The cause for the sour ties between China and Japan was that Japan's leader fails to face historical realities, manifested by successive visits to the Yasukuni shrine, Premier Wen Jiabao said at a press conference in Kuala Lumpur on Monday evening.
Wen made the remarks after attending the 9th China-ASEAN and ASEAN Plus China, Japan and Republic of Korea Summit, and the first East Asia Summit, at which he delivered a major speech calling for joint efforts to build common prosperity in East Asia.
Asked by a Japanese reporter whether the sour ties between China and Japan would affect the summits, Wen said that a meeting among Chinese, Japanese and South Korean leaders was originally planned as part of the series of ASEAN meetings, but it has been postponed because the atmosphere and foundation for the meeting is not good.
Wen said the responsibility for the postponement did not lie with the Chinese.
The Japanese aggression against China during the WWII was a tremendous disaster for the Chinese people, with casualties amounting to as many as 35 million, Wen said.
China has consistently seen the Yasukuni shrine that honors Japan's Class A war criminals from World War II as a symbol of Japan's past militarism.

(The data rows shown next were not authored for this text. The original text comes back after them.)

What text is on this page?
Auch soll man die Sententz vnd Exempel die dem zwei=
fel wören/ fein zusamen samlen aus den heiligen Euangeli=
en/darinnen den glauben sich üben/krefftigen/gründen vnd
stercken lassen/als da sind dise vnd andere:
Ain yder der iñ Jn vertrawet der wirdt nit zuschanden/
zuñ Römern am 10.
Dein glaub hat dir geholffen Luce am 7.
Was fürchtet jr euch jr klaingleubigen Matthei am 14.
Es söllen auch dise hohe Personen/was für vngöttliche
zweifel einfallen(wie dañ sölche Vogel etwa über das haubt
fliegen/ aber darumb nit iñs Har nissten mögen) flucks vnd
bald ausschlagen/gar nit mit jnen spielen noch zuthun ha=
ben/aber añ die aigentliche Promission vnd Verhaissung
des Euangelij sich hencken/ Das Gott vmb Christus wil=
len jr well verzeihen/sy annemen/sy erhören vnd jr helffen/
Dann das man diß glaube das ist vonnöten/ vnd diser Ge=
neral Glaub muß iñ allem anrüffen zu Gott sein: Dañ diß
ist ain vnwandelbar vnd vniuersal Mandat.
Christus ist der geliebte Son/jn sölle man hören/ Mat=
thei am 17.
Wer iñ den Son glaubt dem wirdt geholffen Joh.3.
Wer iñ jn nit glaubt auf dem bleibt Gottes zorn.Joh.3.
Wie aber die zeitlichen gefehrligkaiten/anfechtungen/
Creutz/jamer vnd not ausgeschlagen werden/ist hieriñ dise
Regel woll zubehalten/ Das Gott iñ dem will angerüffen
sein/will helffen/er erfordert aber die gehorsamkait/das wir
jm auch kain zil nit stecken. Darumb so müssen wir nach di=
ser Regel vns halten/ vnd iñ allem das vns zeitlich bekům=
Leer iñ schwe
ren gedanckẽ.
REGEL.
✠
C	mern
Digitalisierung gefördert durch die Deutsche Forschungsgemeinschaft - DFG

Japanese Prime Minister Koizumi Junichiro's visits to the shrine greatly hurt the feelings of the Chinese people, the Korean people and the peoples of other Asian countries.
China and Japan are neighbors, and the Chinese government has held that developing long-term and stable Chinese-Japanese ties is in conformity with the fundamental interests of the two peoples, and is "our unswerving policy," Wen said.
"This policy has never been changed even in the most difficult times," Wen said.
"The key to the issue now is the Japanese leader must go with the trend of the world, take history as a mirror, orient toward the future and take practical actions so as not to disturb and sabotage the Chinese-Japanese ties," Wen said.